Ser imperceptível não é ser invisível. A imperceptibilidade é a maneira de ser daqueles que, como diz Deleuze, emprestam seus nomes para assinar acontecimentos, idéias, sensações. Ser imperceptível é um caso de devir: devir imperceptível. Tornar-se imperceptível é pôr em questão os mecanismos que, de forma a priori, determinam a percepção, fazendo-a submeter-se a um já dado que nos cega diante daquilo que é diferente.
Quando o nome próprio conquista a potência de expressar acontecimentos e sentidos, despe-se da pessoa que até então designou , uma vez que aquele que o porta atinge a mais necessárias das artes: a de se tornar impessoal. “Palavra que eu uso me inclui nela” afirma Manoel de Barros. Para haver essa inclusão, esse devir, é preciso aquela arte. Assim, diz Deleuze a esse respeito, descobre-se “sob as aparentes pessoas a potência de um impessoal, que de modo algum é uma generalidade, mas uma singularidade no mais alto grau.” No poema intitulado “Ninguém”, Manoel de Barros escreve:

Falar a partir de ninguém faz comunhão com as árvores
Faz comunhão com as aves
Faz comunhão com as chuvas
Falar a partir de ninguém faz comunhão com os rios,
com os ventos, com o sol, com os sapos.
Falar a partir de ninguém
Faz comunhão com borra
Faz comunhão com os seres que incidem por andrajos.
Falar a partir de ninguém
Ensina a ver o sexo das nuvens
E ensina o sentido sonoro das palavras.
Falar a partir de ninguém
Faz comunhão com o começo do verbo.

Tornar-se impessoal, “Ninguém”, é conquistar o estatuto de um sujeito coletivo de enunciação: sua voz já não diz “eu” , mas “nós”. E neste “nós” inclui-se sobretudo o que não tem voz, mas que a poesia faz falar: “Queria ser a voz em que uma pedra fale”,uma voz que já não manifesta um eu pessoal :

Tenho abandonos por dentro e por fora.
Meu desnome é Antônio Ninguém.

Pela voz poética de Manoel de Barros também se tornam sujeitos,mas sujeitos larvares, uma quantidade infindável de seres: lagartixas, girinos, bocós,pedras que dão leite, patos atravessados de chuva, arames de prender horizonte,tudo aquilo que nos leva a coisa nenhuma... enfim, o que não se pode vender no mercado:“coisas se movendo ainda em larvas, antes de ser idéia ou pensamento”. Manoel de Barros nos diz ainda:

Quem atinge o valor do que não presta é, no mínimo,
Um sábio ou um poeta.
É no mínimo alguém que saiba dar cintilância aos
seres apagados.
Ou alguém que possa freqüentar o futuro das palavras.

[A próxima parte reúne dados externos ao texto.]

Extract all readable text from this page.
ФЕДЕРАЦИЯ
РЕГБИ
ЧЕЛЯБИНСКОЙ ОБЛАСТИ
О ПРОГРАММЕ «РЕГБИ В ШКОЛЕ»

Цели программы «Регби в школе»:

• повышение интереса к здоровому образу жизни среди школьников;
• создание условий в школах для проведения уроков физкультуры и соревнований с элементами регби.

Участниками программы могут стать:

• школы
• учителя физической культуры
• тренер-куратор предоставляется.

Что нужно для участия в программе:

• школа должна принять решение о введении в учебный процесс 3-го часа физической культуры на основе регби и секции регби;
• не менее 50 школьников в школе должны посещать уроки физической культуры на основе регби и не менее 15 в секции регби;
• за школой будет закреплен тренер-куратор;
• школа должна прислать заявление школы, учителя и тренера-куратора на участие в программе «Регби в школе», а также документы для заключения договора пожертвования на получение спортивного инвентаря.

Mais do que tudo, o que por sua voz fala é a própria língua que, despida da forma da gramática, “voa fora da asa”:

Em poesia que é voz de poeta, que é a voz de fazer
nascimento
 O verbo tem que pegar delírio.

Este “fazer nascimento” referido pelo poeta inunda a poesia com a potência de um germe: na imanência deste, o verbo, como logos, liberta-se dos substantivos e das substâncias; devém ele próprio experimento com o sentido, e nos ensina: “Poesia é voar fora da asa”: “a poesia é a loucura da palavra”.